DPA
· 21.11.2023
Jan Ullrich a parlé pour la première fois du dopage qui a duré des années au sein de l'équipe Telekom et a justifié le recours à des substances interdites par l'absence d'égalité des chances.
"Sans complication, c'était la perception la plus répandue à l'époque, c'est comme si vous alliez à une fusillade armé d'un couteau", a déclaré l'homme de 49 ans au magazine Stern. Après avoir rejoint l'équipe allemande de l'époque en 1995, il a "appris assez rapidement que le dopage était très répandu". En 1997, Ullrich a été le seul Allemand à remporter le Tour de France.
En 2006, après avoir été suspendu par l'équipe en raison de ses liens avec le médecin dopant espagnol Eufemiano Fuentes, il n'a toutefois pas voulu utiliser l'argument de l'égalité des chances pour s'exprimer publiquement. "Je ne voulais pas être un traître. Je ne voulais pas non plus sortir avec des demi-vérités et encore moins avec toute la vérité", a déclaré Ullrich en justifiant sa décision par des contraintes juridiques. "Il y avait des vies en jeu, des familles, des amis. Les avocats m'ont dit : soit tu sors et tu démolis tout, soit tu ne dis rien du tout".
Il n'a pas eu la force de dire "je me suis dopé" par le passé. Elle ne lui vient pas non plus aux lèvres dans l'interview du magazine Stern. Ullrich parle de dopage sans aveu explicite. Celui-ci pourrait toutefois être présenté dans le documentaire Amazon "Jan Ullrich - Le chassé-croisé"qui sortira le 28 novembre.
Le dopage était la norme dans le cyclisme, le seuil d'inhibition était donc bas. "En général, l'attitude qui prévalait était la suivante : si tu ne le fais pas - comment veux-tu réussir dans une course ? Alors tu roules dans le peloton et tu sais que tu es probablement l'un de ceux qui n'ont rien dedans, et c'est pourquoi tu n'as aucune chance", a déclaré Ullrich.
Entre-temps, Ullrich regrette de ne pas s'être exprimé plus tôt en détail sur le dopage. "Du point de vue actuel, j'aurais dû parler. Cela aurait été très dur pendant un court moment, mais ensuite la vie aurait été plus facile", a déclaré le natif de Rostock. Il n'y a cependant aucun sens à regretter cela.

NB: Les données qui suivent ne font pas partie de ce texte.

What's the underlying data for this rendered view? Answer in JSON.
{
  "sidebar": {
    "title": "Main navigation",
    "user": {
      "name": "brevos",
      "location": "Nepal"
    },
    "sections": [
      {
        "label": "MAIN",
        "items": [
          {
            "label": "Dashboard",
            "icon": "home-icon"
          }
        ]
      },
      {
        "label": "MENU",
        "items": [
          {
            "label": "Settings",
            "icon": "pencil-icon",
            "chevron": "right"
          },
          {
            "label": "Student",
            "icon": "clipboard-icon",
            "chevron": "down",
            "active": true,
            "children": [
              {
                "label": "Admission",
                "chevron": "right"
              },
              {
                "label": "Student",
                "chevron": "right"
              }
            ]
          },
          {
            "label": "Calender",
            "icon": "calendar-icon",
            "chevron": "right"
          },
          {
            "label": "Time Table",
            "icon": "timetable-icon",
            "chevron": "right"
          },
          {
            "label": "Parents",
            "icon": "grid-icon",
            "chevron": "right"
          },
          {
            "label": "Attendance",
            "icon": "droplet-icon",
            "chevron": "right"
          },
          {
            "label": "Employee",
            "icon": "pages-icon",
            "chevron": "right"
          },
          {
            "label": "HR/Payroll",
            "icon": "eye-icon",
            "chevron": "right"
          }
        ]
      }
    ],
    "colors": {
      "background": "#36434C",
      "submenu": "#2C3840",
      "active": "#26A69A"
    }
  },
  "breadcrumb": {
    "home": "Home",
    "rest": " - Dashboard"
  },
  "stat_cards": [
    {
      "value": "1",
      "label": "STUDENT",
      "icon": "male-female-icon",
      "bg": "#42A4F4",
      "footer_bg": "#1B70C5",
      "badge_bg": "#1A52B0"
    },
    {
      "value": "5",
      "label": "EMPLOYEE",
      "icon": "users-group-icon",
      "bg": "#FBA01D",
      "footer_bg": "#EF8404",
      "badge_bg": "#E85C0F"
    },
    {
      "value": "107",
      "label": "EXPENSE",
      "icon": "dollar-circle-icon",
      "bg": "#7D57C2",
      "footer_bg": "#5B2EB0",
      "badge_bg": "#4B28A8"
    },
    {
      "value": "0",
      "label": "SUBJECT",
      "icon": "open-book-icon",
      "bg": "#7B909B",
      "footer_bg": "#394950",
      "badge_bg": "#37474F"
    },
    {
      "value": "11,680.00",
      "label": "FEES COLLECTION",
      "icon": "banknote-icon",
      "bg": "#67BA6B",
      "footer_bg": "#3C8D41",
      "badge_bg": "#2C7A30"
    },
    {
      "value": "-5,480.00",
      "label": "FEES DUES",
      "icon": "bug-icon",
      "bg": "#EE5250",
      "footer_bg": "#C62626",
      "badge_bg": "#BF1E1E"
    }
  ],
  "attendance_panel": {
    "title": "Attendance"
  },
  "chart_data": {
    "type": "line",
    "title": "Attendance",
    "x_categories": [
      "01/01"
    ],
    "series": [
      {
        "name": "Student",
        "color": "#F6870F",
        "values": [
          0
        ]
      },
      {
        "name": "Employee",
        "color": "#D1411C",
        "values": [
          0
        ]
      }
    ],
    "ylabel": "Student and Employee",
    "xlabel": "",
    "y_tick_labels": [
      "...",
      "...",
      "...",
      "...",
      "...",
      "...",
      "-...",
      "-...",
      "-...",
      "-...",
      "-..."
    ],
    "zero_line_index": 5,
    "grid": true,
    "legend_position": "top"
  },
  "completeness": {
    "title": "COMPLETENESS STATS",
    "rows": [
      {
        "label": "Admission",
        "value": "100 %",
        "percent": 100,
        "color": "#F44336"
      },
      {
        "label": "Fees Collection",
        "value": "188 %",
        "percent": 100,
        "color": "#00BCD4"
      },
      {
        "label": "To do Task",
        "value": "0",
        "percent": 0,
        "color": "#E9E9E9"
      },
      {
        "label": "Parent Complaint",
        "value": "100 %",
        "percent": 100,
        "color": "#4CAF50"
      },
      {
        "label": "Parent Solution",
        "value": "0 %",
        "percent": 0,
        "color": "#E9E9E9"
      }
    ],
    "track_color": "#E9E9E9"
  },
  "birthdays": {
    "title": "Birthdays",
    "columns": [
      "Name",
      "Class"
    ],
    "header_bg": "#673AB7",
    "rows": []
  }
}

En 2007, des coureurs comme Bert Dietz, Christian Henn, Udo Bölts, Rolf Aldag, Erik Zabel et Bjarne Riis ont reconnu publiquement s'être dopés. Ullrich ne s'est pas joint à ses coéquipiers. "A l'époque, j'étais encore sous le coup d'une procédure pénale. Mes avocats m'ont conseillé de garder le silence. Un conseil que j'ai suivi, mais dont j'ai longtemps souffert des conséquences", a déclaré le champion olympique de Sydney.
En 2012, Ullrich a été suspendu pour deux ans par le Tribunal international du sport (TIS) et divers succès remportés entre 2005 et 2006 lui ont été retirés. Entre 2010 et 2020, Ullrich a fait l'objet de nombreux articles négatifs dans sa vie privée.
En 2015, il a voulu commencer une nouvelle vie en déménageant à Majorque. "Mais ça n'a pas marché pour moi. Au contraire. À la fin, j'ai chuté - aussi bas, je ne pouvais pas aller plus bas", a déclaré Ullrich. En raison de ses escapades alcoolisées, sa femme de l'époque, Sara, est retournée en Allemagne avec leurs trois enfants. C'est alors que la "chute totale" a commencé.
Ullrich buvait jusqu'à deux bouteilles de whisky par jour, consommait de la cocaïne. "C'était un véritable étourdissement", a déclaré l'ex-professionnel. Avec l'aide, entre autres, de son plus grand rival d'autrefois, Lance Armstrong, Ullrich s'est battu pour sortir de cette longue dépression et a retrouvé le chemin d'un quotidien régulier. "J'ai de nouveau faim de vivre", a déclaré Ullrich.